If you’re changing the heating system in a house, Building Regulations say the new system shouldn’t generate higher levels of CO2 than the system being replaced.
In real-life words, that means your new boiler must be more efficient than the old one. It also means that you shouldn’t replace a heat pump with a gas boiler or panel heaters, because both aren’t as efficient as a heat pump. Effectively, once you switch to a heat pump, the current regulations don’t let you switch back.
There’s no obligation in Building Regulations to replace an existing heating system, providing it works and is safe.
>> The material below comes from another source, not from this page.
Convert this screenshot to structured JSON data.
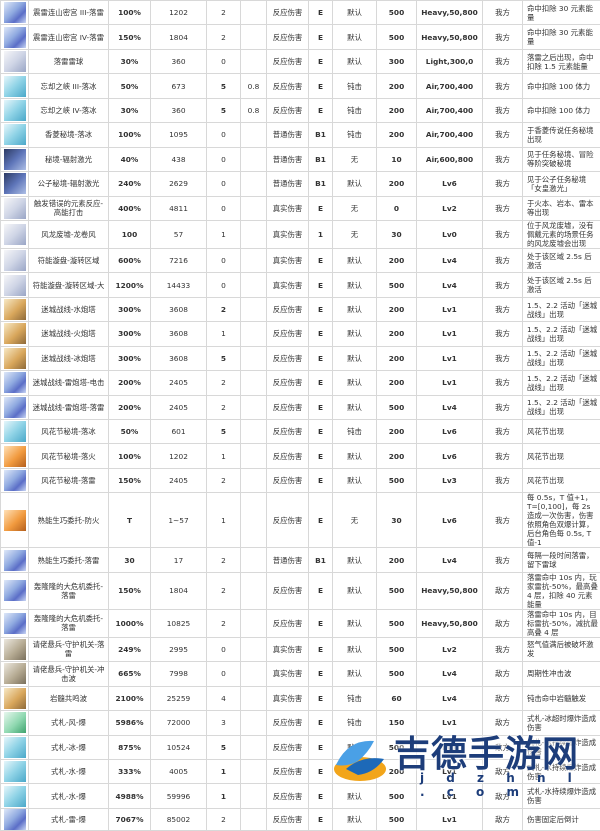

The switch to low energy heating isn’t coming at the cost of ripping out perfectly usable systems.
Looking at the bigger picture, we have the Future Homes Standard, Approved Document L 2021, upgrades to MEES and a potential new law banning the install of fossil fuel boilers. All of these policies are steering the construction industry – both new build and existing – on a road towards low energy heating systems using zero carbon fuel.
Just as we’re seeing with the electric car switchover and phase out of petrol and diesel models, our buildings are starting on a similar journey of changing from the combustion engine that is our gas boilers, in favour of a sustainable energy supply.